Having returned to his home of Poland after a decade living abroad, Pawel Jaszczuk was surprised at the ubiquity of religious objects in everyday contexts. Jesus had become a pop culture icon: holy Christian images appeared on underwear, as chocolate, as floating bathtub accessories, earrings, lamp-stands, tattoos, sex toys and other mass-produced objects. Capitalism’s relentless usurping of anything and everything does not make exceptions for sacred imagery.

Jaszczuk’s photobook “¥€$U$”, then, aims to document and criticize the excesses of this development, of the grotesque marriage between holy symbols and the money-making drive, and asks: is religion’s way of staying up-to-date?

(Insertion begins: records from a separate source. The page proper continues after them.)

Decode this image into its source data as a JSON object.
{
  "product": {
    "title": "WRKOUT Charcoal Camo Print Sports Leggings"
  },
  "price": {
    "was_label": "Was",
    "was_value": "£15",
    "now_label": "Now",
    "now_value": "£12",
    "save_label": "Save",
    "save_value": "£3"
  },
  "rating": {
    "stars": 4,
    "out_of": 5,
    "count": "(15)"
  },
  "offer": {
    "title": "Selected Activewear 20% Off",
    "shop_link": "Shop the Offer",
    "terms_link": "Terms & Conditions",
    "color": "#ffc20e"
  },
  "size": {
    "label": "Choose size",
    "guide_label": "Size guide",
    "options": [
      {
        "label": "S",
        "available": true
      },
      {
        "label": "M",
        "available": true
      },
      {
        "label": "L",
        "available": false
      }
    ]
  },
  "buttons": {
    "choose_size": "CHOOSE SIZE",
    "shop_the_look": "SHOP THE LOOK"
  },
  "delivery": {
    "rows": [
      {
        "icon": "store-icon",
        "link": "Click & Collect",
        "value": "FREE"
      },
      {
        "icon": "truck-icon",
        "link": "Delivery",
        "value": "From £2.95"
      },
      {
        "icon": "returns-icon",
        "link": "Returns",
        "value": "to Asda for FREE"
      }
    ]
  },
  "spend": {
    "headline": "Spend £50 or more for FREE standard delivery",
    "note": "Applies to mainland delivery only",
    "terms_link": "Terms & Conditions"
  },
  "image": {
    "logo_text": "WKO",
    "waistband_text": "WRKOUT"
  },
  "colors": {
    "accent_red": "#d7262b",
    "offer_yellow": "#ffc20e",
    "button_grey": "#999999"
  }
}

“Jesus and ¥€$U$. What is the difference here? The simple answer is: everything. Nowadays, Jesus is more a symbolic religious figure than he is a real person. From a cultural point of view he might be considered as a metaphorical figure – the personification of all virtues, the master figure. ¥ € $ U $ is an aberration of a religious order.”

Artist Profile

Pawel JASZCZUK

Born in 1978, Warsaw, Poland, Paweł Jaszczuk graduated from School of Visual Arts, Sydney in 2004. After living in Australia and Japan for over a decade, he moved back to Poland in 2012 and is currently based in Warsaw.